Rep. Ronda Menlove, R-Garland, had similar comments, saying that there are other areas of support for students to turn to with questions, such as religious institutions, if they are unable to discuss the topic at home. Menlove introduced an amendment to the bill, which specified that districts who choose to continue sex education courses must develop their curriculum with input from parents.

So far, the bill has drawn the most vocal opposition in a relatively quiet legislative session. The Utah PTA was joined by the LDS Democratic Caucus in issuing statements against the bill the day after it passed the house. The LDS Democratic Caucus supports programs that advocate abstinence, but called the bill "irresponsible" and "short-sighted," adding that students are best served in making choices when they possess as much information as possible. In their statement they say the bill sets Utah students up to fail.

"It seems like a naive approach to sex education," caucus outreach chairman Craig Janis said. "The idea of my children learning that people have sex and when they do, they use a condom – I don't think that would be problematic."

Even if each district continued  to offer sex education, Zentner said that an abstinence-only curriculum falls short of what students need to know.

"It's OK as long as they realize the limitations of contraception," she said. "Not only do parents feel uncomfortable discussing this in the home, they don't know how. The kids probably know more than they do."

Janis also questioned if every parent is a reliable source on the prevention of sexually transmitted diseases or the use of contraceptives. He said sexual education ais not simply a personal or familial issue, but rather has public health implications that affect all of society.

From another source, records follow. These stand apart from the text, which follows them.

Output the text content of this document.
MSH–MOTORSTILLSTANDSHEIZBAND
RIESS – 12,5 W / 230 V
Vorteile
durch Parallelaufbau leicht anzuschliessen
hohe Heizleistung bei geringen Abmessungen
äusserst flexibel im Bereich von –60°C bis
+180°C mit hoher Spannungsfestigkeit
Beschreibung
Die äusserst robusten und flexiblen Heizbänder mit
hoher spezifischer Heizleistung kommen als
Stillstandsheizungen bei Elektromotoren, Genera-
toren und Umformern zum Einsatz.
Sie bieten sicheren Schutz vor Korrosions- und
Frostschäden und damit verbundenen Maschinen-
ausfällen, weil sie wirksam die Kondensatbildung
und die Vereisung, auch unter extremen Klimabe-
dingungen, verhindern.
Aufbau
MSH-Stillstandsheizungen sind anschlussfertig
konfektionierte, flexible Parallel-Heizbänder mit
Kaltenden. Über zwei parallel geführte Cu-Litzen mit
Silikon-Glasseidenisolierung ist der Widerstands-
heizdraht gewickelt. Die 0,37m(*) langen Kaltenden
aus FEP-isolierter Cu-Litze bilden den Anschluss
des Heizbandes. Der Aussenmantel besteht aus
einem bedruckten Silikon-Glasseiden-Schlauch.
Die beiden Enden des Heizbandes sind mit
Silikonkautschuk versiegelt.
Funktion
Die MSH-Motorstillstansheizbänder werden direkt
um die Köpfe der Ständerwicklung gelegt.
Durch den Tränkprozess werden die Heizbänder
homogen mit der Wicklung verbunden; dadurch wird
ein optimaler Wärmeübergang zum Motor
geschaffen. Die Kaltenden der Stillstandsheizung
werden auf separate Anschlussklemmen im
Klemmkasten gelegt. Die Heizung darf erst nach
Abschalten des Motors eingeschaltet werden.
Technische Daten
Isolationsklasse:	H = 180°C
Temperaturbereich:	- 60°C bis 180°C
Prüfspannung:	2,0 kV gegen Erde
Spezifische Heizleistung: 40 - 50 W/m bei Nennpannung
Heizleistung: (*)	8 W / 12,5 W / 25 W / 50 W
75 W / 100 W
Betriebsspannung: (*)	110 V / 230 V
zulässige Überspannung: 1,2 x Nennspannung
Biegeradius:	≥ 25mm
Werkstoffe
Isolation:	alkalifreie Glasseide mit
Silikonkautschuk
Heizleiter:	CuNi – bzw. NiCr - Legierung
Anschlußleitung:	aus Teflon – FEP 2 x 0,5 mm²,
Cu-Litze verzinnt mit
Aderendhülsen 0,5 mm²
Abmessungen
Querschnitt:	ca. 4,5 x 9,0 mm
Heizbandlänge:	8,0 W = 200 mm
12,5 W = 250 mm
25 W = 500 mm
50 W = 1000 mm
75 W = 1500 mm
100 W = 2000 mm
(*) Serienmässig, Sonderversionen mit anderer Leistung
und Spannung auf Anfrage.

Wright disagreed, saying that parents have all the expertise they need.

"I would have no more confidence in a trained professional than I would a parent," he said. "What does a trained professional know that a parent doesn't?"

Rep. Lee Perry, R-Perry, said that he spoke with his constituents, who widely supported the bill.

He also said that while he's never taken issue with what his own children were learning, the parents he spoke with felt they had lost control of the education of their child.

"They were worried that things would be taught in school that they didn't want taught to their child," he said.

King, however, described the House debate as "obnoxious," saying that relatively little discussion was given to the current law's opt-in requirement and even less addressed where students were expected to get information should their parents fail to be proactive about sexual education in the home. In his mind, he said, the bill's statewide definition of what is morally right and wrong runs counter to the small-government conservatism that many representatives claim to believe in.

"It was a very uncharacteristic thing we did," he said. "Very big government, very one-size-fits-all, very 'we-know-better-than-you'."

Zentner expressed hope that parents in the "silent majority" would contact their senators before the bill reaches another vote. Janis agreed, saying that a dialogue between officials and their constituents only leads to better government.

"The more our elected officials hear from us the less likely they are to pass silly bills like this one," he said.